Hiya, readers. Looks like the clouds have broken and it’s shaping up to be a beautiful day. Get out on your lunch break and enjoy it.
In the finale of Top Chef Masters, Susur Lee, Marcus Samuelsson, and Rick Moonen did some of their finest cooking of the competition before a judging panel that included Tom Colicchio and last season’s finalists Hubert Keller, Michael Chiarello, and winner Rick Bayless. Dark horse Samuelsson brought it home with two dishes that invoked his childhood in his adopted Sweden and a final, Africa-inspired dish that included flavors from his native Ethiopia. Lee, not my favorite personality throughout the competition, told the gut-wrenching story of how his first wife was in the 1983 Korean Air flight shot down by Soviets. Alright, Lee, you’ve melted my hardened heart.

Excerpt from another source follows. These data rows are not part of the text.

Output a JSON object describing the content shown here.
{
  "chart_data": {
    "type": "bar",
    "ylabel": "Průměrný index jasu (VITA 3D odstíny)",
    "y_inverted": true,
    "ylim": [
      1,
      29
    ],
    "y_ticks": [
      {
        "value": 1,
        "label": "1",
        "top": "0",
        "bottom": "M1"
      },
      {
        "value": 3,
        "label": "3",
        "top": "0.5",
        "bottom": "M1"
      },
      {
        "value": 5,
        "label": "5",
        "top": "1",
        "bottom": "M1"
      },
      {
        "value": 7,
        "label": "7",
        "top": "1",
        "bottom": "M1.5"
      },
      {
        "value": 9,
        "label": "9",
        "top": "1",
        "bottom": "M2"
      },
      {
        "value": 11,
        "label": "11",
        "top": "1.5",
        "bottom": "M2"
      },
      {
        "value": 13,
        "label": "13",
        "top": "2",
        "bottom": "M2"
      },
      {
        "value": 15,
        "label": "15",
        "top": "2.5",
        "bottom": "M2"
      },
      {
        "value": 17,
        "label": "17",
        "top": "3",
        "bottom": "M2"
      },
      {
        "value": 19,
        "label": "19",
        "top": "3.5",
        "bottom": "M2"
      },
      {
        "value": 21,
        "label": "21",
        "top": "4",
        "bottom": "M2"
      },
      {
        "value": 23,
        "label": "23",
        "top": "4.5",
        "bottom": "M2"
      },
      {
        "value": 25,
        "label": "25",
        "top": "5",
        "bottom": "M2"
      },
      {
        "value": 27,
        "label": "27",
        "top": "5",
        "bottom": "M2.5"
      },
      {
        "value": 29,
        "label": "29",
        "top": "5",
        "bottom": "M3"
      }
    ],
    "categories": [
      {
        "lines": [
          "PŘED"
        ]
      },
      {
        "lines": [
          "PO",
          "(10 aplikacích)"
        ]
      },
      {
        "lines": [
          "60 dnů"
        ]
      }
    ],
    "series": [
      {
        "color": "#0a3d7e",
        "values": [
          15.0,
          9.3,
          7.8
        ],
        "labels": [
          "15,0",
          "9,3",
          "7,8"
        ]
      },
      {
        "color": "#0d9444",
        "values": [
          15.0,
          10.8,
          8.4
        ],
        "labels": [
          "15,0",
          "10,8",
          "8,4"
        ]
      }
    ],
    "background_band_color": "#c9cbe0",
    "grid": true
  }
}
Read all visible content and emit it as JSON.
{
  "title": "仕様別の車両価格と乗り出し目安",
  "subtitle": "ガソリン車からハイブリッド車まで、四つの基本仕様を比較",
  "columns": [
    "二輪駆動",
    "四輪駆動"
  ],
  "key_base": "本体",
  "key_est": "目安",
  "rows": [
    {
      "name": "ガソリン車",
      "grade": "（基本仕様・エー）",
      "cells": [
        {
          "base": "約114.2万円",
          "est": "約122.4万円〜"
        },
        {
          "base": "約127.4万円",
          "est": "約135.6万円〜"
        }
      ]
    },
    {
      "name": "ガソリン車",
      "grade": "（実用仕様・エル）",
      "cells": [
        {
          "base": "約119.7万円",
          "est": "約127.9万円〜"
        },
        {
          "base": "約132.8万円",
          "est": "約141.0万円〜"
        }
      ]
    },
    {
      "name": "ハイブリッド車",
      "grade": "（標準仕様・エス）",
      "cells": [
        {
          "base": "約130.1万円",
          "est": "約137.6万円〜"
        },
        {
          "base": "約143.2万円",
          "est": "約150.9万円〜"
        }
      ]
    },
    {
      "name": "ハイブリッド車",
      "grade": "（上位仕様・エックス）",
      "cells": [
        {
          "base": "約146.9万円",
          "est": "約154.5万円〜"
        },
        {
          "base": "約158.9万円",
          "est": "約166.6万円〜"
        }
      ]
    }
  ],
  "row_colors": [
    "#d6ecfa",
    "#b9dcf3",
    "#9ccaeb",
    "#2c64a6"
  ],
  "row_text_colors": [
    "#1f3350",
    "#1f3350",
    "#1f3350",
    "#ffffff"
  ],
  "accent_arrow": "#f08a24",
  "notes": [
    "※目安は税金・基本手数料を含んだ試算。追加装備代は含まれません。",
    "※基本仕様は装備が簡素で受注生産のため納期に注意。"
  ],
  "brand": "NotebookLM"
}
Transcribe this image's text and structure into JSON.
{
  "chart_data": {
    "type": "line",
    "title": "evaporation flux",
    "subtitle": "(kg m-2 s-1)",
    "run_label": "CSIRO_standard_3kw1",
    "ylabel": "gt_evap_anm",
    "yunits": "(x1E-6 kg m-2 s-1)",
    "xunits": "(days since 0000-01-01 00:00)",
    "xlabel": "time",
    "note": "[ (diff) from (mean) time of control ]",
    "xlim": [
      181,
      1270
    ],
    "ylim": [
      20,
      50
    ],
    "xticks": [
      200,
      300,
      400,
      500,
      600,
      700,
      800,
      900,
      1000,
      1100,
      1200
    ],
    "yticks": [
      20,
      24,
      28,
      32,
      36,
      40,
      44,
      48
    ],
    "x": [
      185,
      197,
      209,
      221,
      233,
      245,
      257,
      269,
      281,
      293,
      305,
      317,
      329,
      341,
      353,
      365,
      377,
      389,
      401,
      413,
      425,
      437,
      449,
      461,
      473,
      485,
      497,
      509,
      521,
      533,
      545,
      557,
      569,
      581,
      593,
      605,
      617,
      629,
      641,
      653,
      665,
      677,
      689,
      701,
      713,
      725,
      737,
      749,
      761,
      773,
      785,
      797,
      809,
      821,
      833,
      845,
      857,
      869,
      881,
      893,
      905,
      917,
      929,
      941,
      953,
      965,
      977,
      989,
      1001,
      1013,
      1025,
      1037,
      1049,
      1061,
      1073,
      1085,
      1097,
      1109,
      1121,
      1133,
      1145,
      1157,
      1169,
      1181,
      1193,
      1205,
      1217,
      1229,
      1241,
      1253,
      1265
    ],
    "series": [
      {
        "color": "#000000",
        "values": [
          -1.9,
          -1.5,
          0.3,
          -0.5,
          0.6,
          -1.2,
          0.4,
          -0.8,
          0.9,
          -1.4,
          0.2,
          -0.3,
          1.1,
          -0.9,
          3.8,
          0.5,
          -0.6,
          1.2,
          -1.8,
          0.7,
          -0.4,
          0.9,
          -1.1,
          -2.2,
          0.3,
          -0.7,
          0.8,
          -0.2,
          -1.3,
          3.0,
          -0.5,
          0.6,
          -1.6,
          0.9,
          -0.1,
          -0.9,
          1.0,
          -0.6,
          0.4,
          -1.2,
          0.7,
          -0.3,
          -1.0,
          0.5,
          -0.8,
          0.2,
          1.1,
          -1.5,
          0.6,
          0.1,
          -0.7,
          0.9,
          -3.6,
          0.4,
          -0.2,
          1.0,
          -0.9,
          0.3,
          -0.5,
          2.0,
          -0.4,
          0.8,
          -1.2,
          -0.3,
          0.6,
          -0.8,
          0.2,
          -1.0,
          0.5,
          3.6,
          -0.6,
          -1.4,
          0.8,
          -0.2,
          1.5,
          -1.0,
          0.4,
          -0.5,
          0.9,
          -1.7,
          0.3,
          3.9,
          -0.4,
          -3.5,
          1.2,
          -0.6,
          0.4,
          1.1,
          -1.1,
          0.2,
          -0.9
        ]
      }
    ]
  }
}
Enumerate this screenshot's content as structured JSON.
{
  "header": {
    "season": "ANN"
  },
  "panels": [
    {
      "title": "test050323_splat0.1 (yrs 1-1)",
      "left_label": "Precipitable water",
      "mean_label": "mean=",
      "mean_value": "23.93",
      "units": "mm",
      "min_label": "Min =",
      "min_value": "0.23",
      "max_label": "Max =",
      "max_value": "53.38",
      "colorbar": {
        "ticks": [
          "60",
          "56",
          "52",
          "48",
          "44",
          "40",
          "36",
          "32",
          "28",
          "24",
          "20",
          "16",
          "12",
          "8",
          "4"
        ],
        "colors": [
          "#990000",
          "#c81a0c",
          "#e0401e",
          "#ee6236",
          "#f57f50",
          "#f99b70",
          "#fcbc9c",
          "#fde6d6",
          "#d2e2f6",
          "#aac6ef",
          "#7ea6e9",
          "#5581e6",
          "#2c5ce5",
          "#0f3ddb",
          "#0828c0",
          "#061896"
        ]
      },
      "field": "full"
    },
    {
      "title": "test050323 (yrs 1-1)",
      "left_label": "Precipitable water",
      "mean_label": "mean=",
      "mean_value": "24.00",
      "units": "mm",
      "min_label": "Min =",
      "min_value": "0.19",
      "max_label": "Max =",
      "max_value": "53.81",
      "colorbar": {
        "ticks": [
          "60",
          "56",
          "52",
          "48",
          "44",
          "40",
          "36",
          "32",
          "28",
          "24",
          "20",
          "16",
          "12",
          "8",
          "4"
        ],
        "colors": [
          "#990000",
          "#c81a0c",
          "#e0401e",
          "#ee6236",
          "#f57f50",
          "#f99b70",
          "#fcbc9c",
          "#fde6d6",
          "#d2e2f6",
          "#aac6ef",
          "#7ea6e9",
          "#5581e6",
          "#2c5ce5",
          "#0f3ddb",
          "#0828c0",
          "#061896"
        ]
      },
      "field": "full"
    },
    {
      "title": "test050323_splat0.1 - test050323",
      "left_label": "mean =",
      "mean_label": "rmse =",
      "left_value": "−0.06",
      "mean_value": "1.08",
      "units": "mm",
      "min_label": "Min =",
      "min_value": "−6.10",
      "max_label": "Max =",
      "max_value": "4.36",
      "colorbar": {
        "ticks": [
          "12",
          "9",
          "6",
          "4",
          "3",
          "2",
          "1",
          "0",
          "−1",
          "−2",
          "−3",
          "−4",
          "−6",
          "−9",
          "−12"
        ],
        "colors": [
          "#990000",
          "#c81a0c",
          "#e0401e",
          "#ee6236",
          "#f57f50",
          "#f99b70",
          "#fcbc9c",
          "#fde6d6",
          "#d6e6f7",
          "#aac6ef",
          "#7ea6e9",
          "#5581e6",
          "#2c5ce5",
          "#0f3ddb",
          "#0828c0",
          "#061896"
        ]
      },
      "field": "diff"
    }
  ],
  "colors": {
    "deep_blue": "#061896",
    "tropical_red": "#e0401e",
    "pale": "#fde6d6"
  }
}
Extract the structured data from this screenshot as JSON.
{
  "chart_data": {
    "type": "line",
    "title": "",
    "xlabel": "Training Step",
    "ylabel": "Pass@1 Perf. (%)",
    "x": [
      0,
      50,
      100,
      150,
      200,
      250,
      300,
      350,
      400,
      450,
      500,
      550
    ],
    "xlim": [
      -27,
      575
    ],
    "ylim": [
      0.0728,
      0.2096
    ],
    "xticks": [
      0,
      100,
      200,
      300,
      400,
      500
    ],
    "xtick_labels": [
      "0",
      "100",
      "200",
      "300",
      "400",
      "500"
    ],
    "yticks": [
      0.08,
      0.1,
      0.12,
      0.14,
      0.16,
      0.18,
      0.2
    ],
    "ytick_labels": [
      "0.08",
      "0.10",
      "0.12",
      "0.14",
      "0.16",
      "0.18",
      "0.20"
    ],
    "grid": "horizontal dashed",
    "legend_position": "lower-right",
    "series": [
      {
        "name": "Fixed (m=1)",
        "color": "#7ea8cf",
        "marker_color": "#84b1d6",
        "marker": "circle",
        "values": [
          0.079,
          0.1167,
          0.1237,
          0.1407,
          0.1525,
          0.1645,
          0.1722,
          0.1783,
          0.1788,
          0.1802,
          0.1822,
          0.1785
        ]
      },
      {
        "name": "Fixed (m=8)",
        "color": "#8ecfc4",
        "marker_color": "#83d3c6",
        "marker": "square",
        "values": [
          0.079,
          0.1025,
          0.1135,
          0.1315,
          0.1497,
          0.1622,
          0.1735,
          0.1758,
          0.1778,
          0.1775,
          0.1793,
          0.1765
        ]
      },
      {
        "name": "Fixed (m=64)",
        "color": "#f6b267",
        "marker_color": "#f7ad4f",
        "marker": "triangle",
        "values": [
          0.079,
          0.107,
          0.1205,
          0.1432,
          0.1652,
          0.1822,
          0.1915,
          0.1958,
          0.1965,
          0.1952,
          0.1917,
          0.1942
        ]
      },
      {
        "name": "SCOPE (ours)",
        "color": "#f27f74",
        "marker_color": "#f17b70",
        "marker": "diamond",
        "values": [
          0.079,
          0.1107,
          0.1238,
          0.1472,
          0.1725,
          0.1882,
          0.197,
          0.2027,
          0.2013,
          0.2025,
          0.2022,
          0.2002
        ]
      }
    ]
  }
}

Work of Art debuted on Bravo last night following Top Chef Masters, and it looks like painter Jaclyn Santos, a 2007 graduate of MICA in Baltimore, is the closest we’ve got to a local representative. Seeing as Bravo does reality competitions better than anyone else, I’m bummed I forgot to DVR it. Next week, readers, next week. (Next week also marks the debut of Top Chef DC. Two Bravo shows back-to-back? My Wednesday night dance card is going to be full up.)
In books, I just finished Jean Kwok’s Girl in Translation, which has recently received positive notices in places like Vogue and Gothamist. I can’t understand the comparisons to the 1943 classic A Tree Grows in Brooklyn—as far as I can tell the only similarities are that it takes place in Brooklyn and the protagonist is a girl. Girl has none of the subtlety and poignancy, and the writing is amateurish and condescending. Though she’s unprivileged and scrappy, I have a hard time rooting for the protagonist, too—she just seems like a status-hungry climber to me.
Also in books, Politics and Prose is for sale. More details coming today. The irascible, tart-tongued Christopher Hitchens will speak there tonight.